Personally, I think the method I described looks much better in this instance than using the add mode in linear space. In case you were wondering, yes, I know what linear space is and yes, I tried using add first before looking for an alternative method.
I really like the shot but I think there’s two things you can do to improve it: first, add some displacement around the fire itself, and secondly, use some decent sound FX. Other than that, really nice composition work being done here :)
Haha yeah I’ve actually made a tutorial on this site on how to make the displacement map. I honestly have no idea why I didn’t do it. And I’m rubbish as far as sound effects go, so I try to use what I can.
Hello Wren! wha camera do you use for the footage?
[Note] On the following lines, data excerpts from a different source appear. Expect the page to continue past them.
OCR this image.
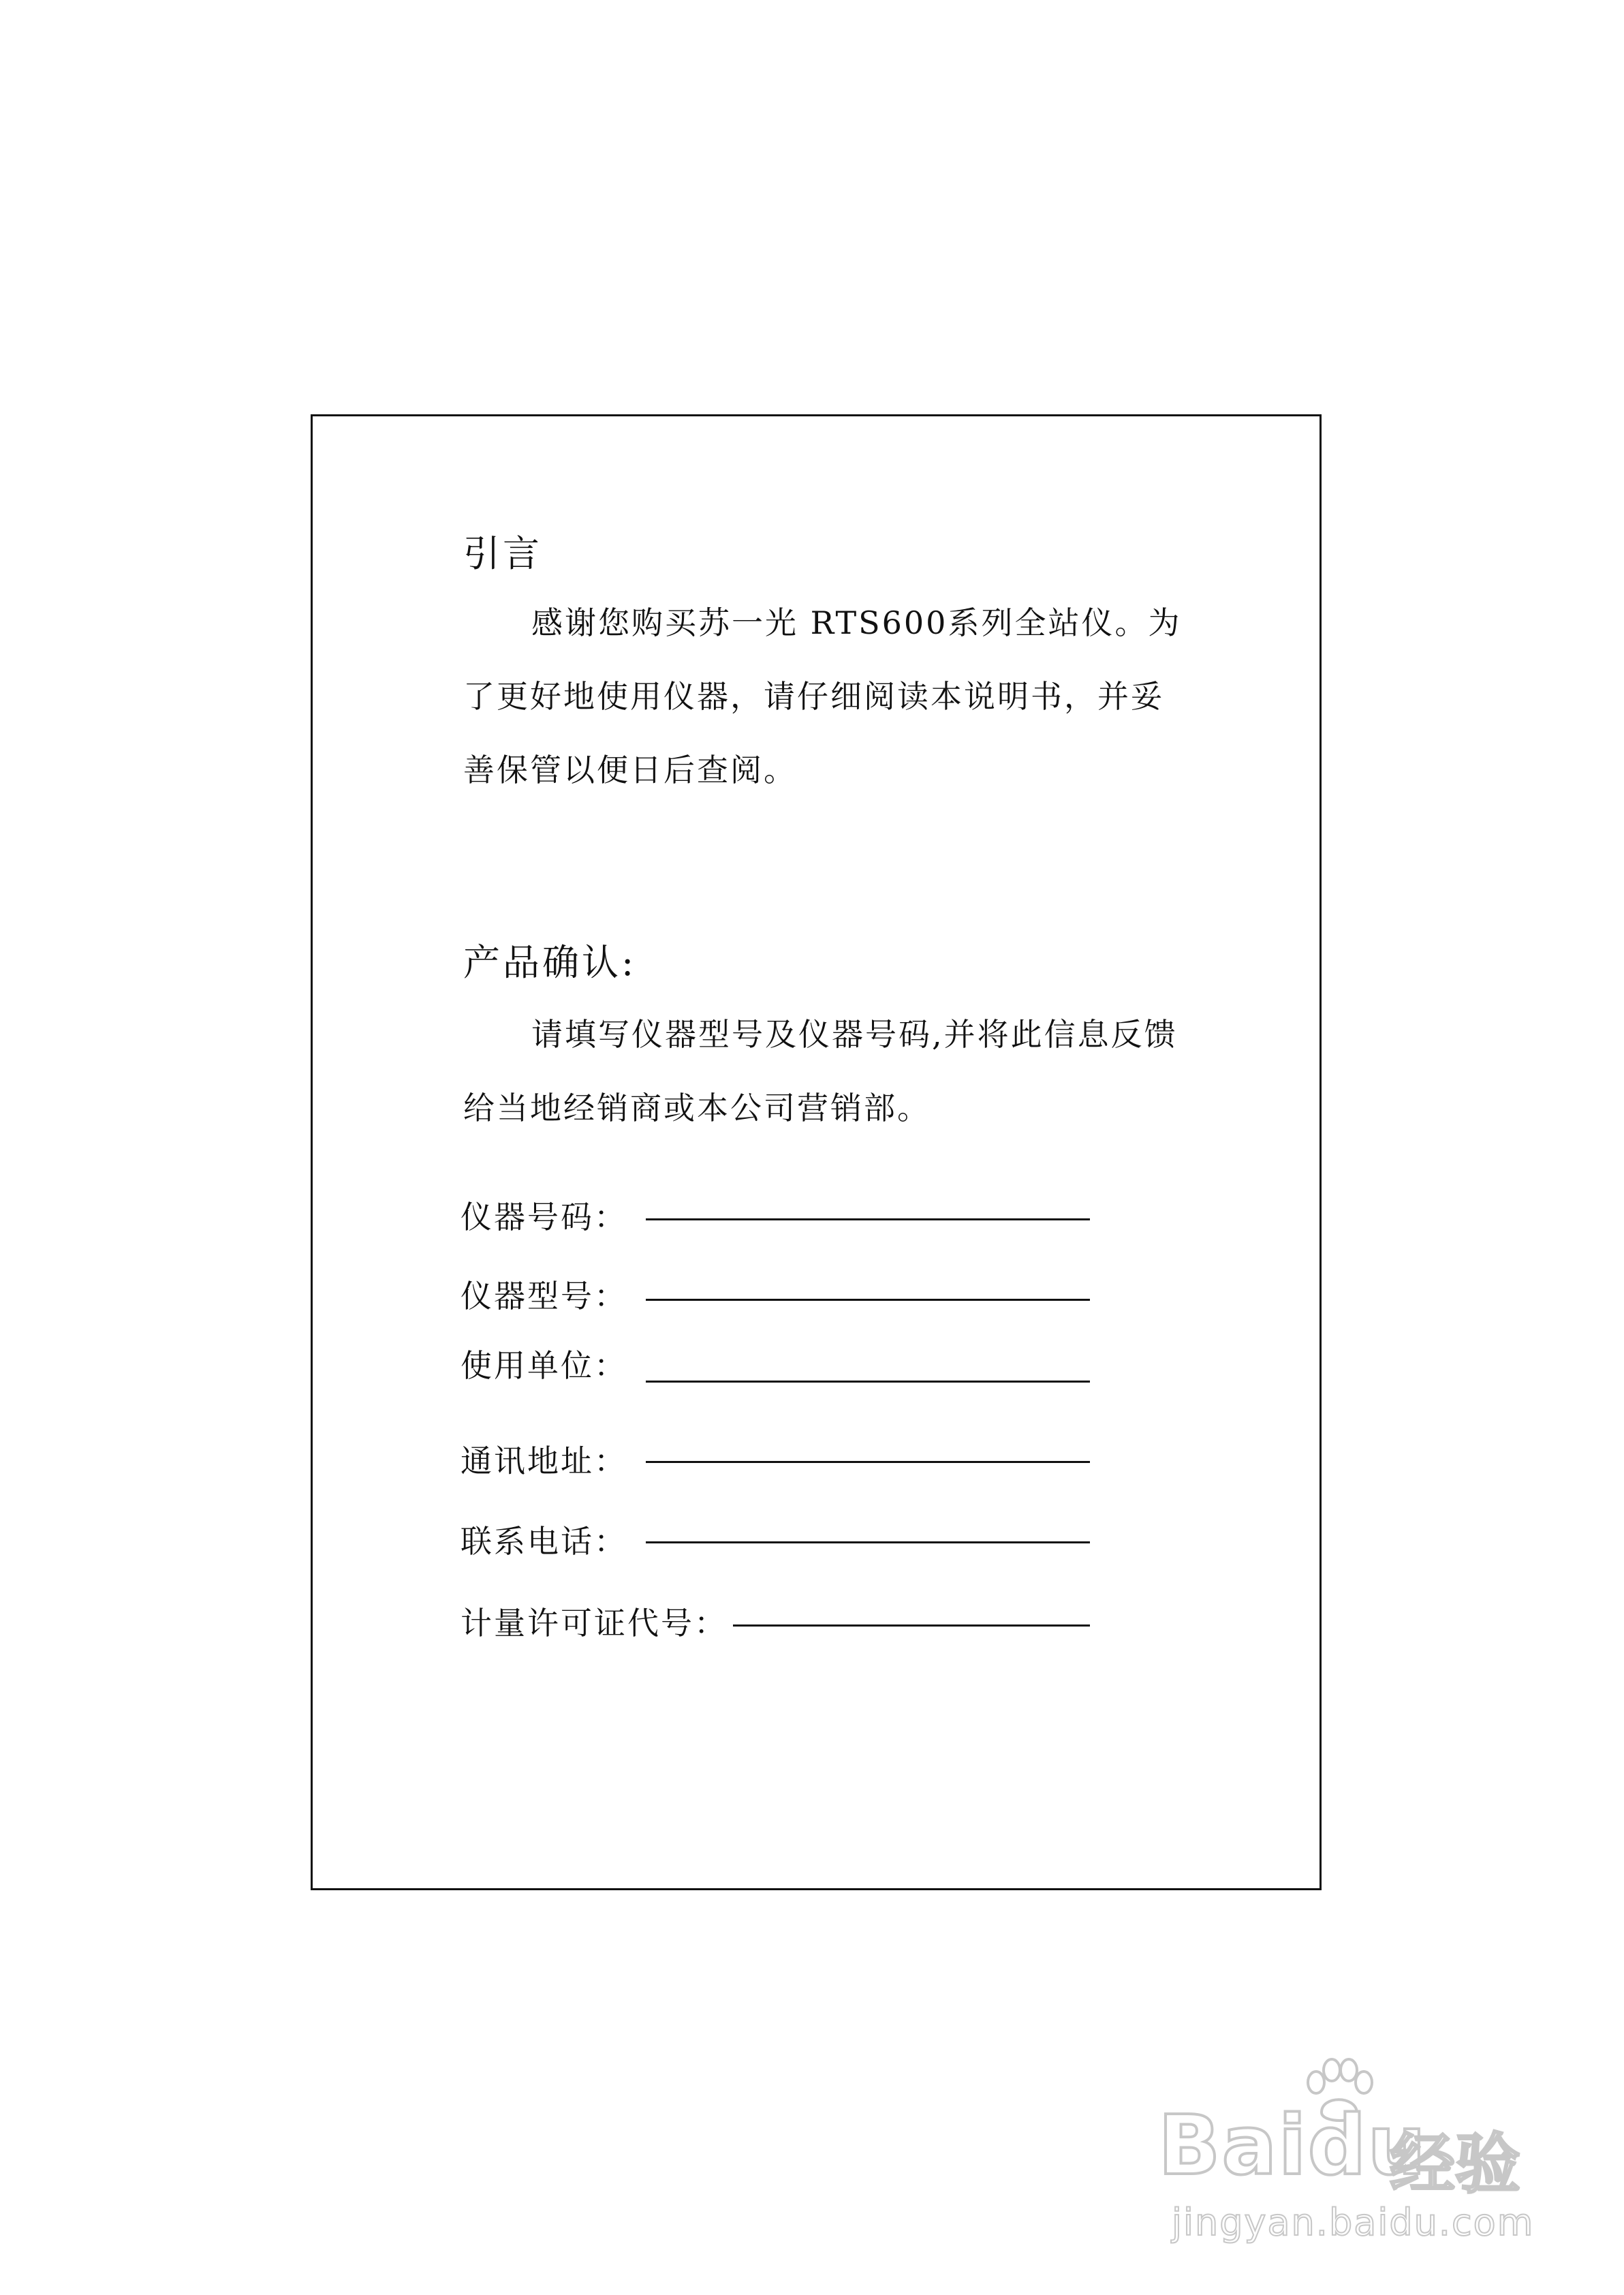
引言

感谢您购买苏一光 RTS600系列全站仪。为了更好地使用仪器，请仔细阅读本说明书，并妥善保管以便日后查阅。

产品确认:

请填写仪器型号及仪器号码,并将此信息反馈给当地经销商或本公司营销部。

仪器号码：
仪器型号：
使用单位：
通讯地址：
联系电话：
计量许可证代号：
Baidu
经验
jingyan.baidu.com
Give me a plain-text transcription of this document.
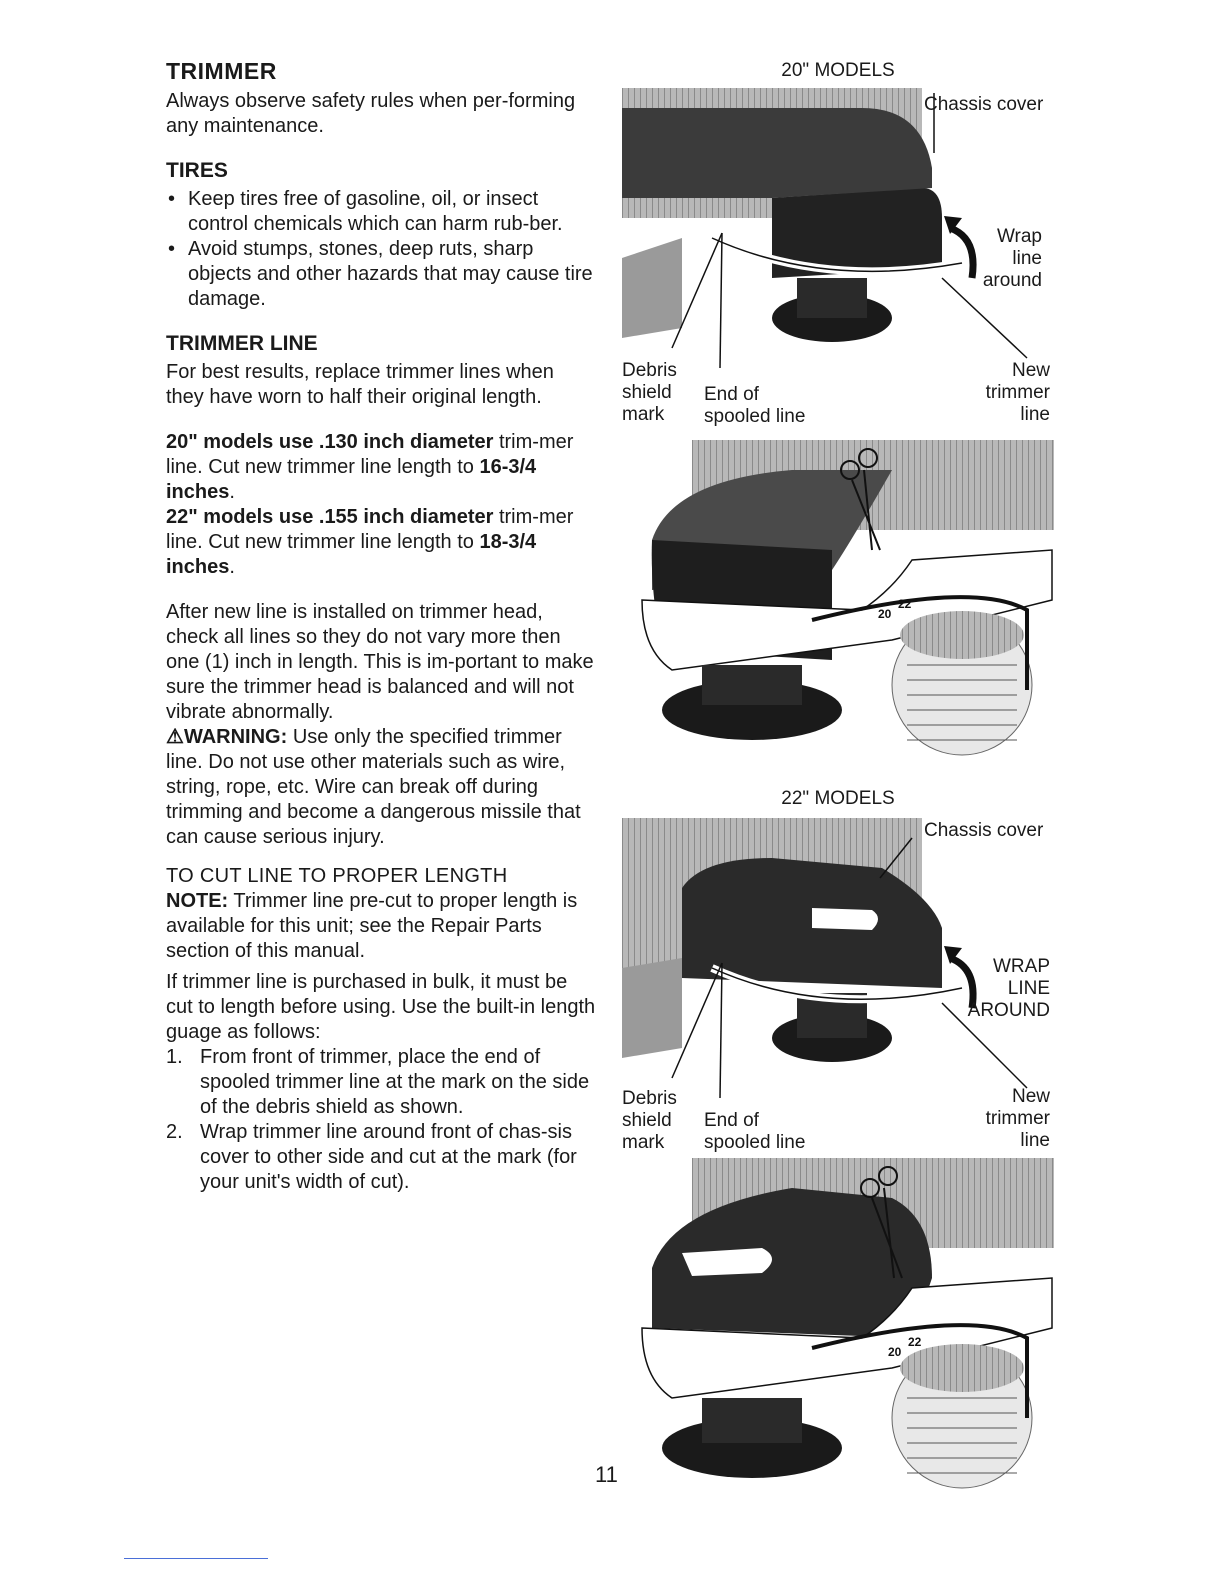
TRIMMER

Always observe safety rules when per-forming any maintenance.

TIRES
• Keep tires free of gasoline, oil, or insect control chemicals which can harm rub-ber.
• Avoid stumps, stones, deep ruts, sharp objects and other hazards that may cause tire damage.
TRIMMER LINE

For best results, replace trimmer lines when they have worn to half their original length.

20" models use .130 inch diameter trim-mer line. Cut new trimmer line length to 16-3/4 inches.

22" models use .155 inch diameter trim-mer line. Cut new trimmer line length to 18-3/4 inches.

After new line is installed on trimmer head, check all lines so they do not vary more then one (1) inch in length. This is im-portant to make sure the trimmer head is balanced and will not vibrate abnormally.

⚠WARNING: Use only the specified trimmer line. Do not use other materials such as wire, string, rope, etc. Wire can break off during trimming and become a dangerous missile that can cause serious injury.

TO CUT LINE TO PROPER LENGTH

NOTE: Trimmer line pre-cut to proper length is available for this unit; see the Repair Parts section of this manual.

If trimmer line is purchased in bulk, it must be cut to length before using. Use the built-in length guage as follows:

1. From front of trimmer, place the end of spooled trimmer line at the mark on the side of the debris shield as shown.
2. Wrap trimmer line around front of chas-sis cover to other side and cut at the mark (for your unit's width of cut).
20" MODELS
Chassis cover
Wrap
line
around
Debris
shield
mark
End of
spooled line
New
trimmer
line
22
20
22" MODELS
Chassis cover
WRAP
LINE
AROUND
Debris
shield
mark
End of
spooled line
New
trimmer
line
22
20
11
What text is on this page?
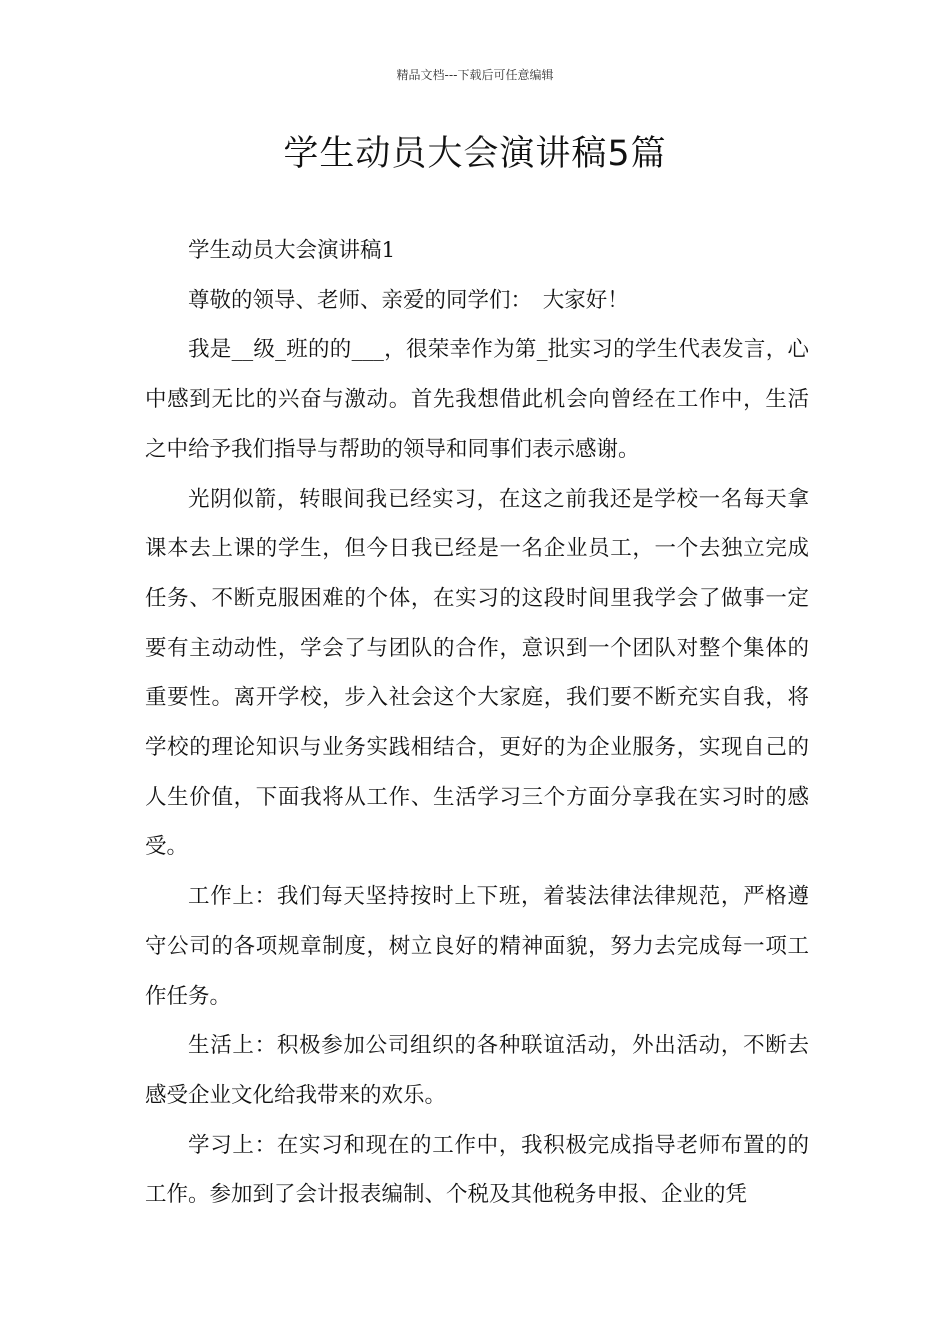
精品文档---下载后可任意编辑
学生动员大会演讲稿5篇

学生动员大会演讲稿1

尊敬的领导、老师、亲爱的同学们：　大家好！

我是__级_班的的___，很荣幸作为第_批实习的学生代表发言，心中感到无比的兴奋与激动。首先我想借此机会向曾经在工作中，生活之中给予我们指导与帮助的领导和同事们表示感谢。

光阴似箭，转眼间我已经实习，在这之前我还是学校一名每天拿课本去上课的学生，但今日我已经是一名企业员工，一个去独立完成任务、不断克服困难的个体，在实习的这段时间里我学会了做事一定要有主动动性，学会了与团队的合作，意识到一个团队对整个集体的重要性。离开学校，步入社会这个大家庭，我们要不断充实自我，将学校的理论知识与业务实践相结合，更好的为企业服务，实现自己的人生价值，下面我将从工作、生活学习三个方面分享我在实习时的感受。

工作上：我们每天坚持按时上下班，着装法律法律规范，严格遵守公司的各项规章制度，树立良好的精神面貌，努力去完成每一项工作任务。

生活上：积极参加公司组织的各种联谊活动，外出活动，不断去感受企业文化给我带来的欢乐。

学习上：在实习和现在的工作中，我积极完成指导老师布置的的工作。参加到了会计报表编制、个税及其他税务申报、企业的凭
Thanks a lot dude! You’ve got a nice youtube account too. Want to box for box? Here is my channel: http://www.youtube.com/user/sierkkanis See ya
I dont know… I dont trust firebenders… Great tutorial though!
I used several tutorials on this site to make this video of my holiday in Manicore, a small town in Amazon, Brazil http://youtu.be/Jcxb_7_su_Y
very realistic effect of fire ,good tutorial thank you so much! AWESOME AE TUTS + http://vfxab.blogspot.com.br/
very realistic effect of fire ,good tutorial thank you so much! http://vfxab.blogspot.com.br/ INTRO VIDEO FÃN AE TUTS + http://www.youtube.com/watch?v=9jfWKEKgwRE&feature=youtu.be AWESOME AE TUTS +
I download the files, but it seems i missing some of the footage like the dirt sequences and stuff?